Cryptocurrency worth about $100 million was stolen by scammers from Binance, the world’s biggest exchange for crypto assets, the firm said on Friday.
The total stolen was $580 million, but company chief Changpeng Zhao said roughly 80 percent had been frozen immediately, and the damage had been limited to less than $100 million.
He tweeted that “an exploit” in the system led to extra production of the exchange’s dedicated currency, BNB, but insisted the issue had been “contained” and told his seven million followers: “Your funds are safe.”
It is among the biggest thefts in cryptocurrency history and comes in a year where scammers preying on the sector have got away with billions of dollars.
In the most damaging incident, the Axie Infinity blockchain game was hacked for more than $500 million in late March.
Both scams exploited weaknesses in “cross-chain bridges” — the means used by investors to move assets from one blockchain to another.
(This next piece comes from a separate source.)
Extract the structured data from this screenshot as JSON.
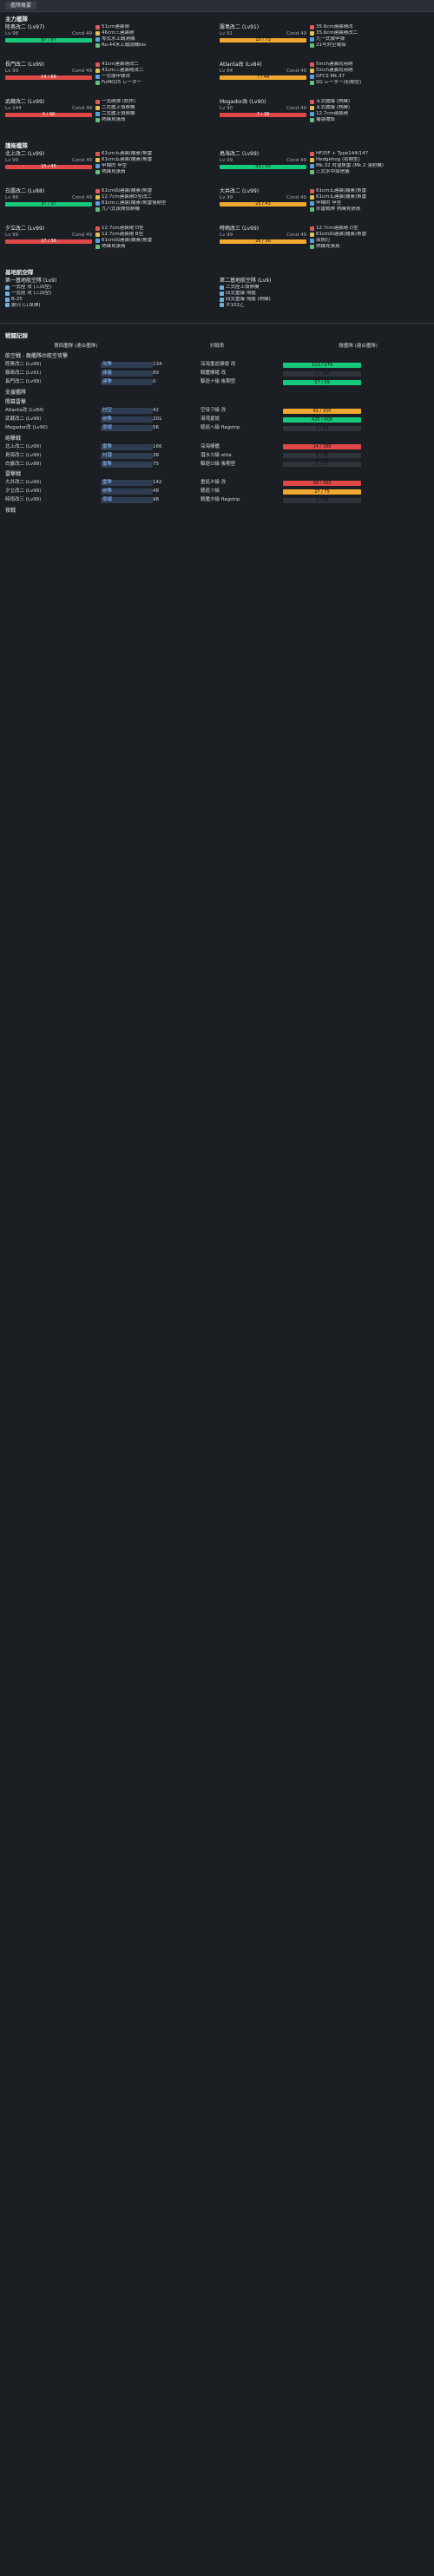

Blockchains are digital ledgers that store details of transactions — the biggest is bitcoin but there are thousands of others.
Binance, which dominates the sector and boasted of handling transactions worth $32 trillion last year, said in a statement that “a total of 2 million BNB was withdrawn”, which valued the heist at $580 million.
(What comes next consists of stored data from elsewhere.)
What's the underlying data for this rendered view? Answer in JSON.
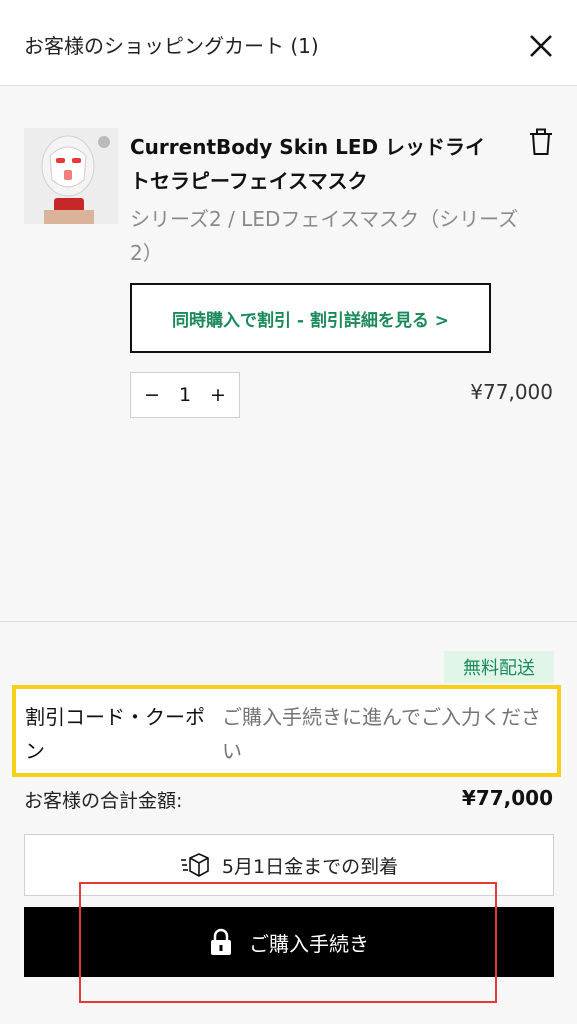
{
  "header": {
    "title": "お客様のショッピングカート (1)"
  },
  "item": {
    "name": "CurrentBody Skin LED レッドライトセラピーフェイスマスク",
    "variant": "シリーズ2 / LEDフェイスマスク（シリーズ2）",
    "bundle_link": "同時購入で割引 - 割引詳細を見る >",
    "quantity": "1",
    "qty_minus": "−",
    "qty_plus": "+",
    "price": "¥77,000"
  },
  "summary": {
    "free_shipping": "無料配送",
    "coupon_label": "割引コード・クーポン",
    "coupon_placeholder": "ご購入手続きに進んでご入力ください",
    "total_label": "お客様の合計金額:",
    "total_value": "¥77,000",
    "delivery": "5月1日金までの到着",
    "checkout": "ご購入手続き"
  },
  "icons": {
    "close": "close-icon",
    "trash": "trash-icon",
    "box": "box-icon",
    "lock": "lock-icon"
  },
  "colors": {
    "accent_green": "#1b8a5a",
    "free_shipping_bg": "#e1f5e9",
    "highlight_yellow": "#f7d117",
    "highlight_red": "#e53935",
    "checkout_bg": "#000000"
  }
}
Zhao later clarified in an interview with MSNBC that most of those coins had been frozen.
Prominent crypto figures had taken to social media late on Thursday talking of a $600 million theft hours before the firm sent its first statement.
“Somebody on BNB just got hacked for (roughly) 2 million BNB,” wrote a developer who uses the name foobar on Twitter.
“The attacker is spewing funds across liquidity pools and utilising every bridge they can to get to safer chains. Complete chaos on the chain.”
Experts have been warning of security lapses on cross-chain bridges all year.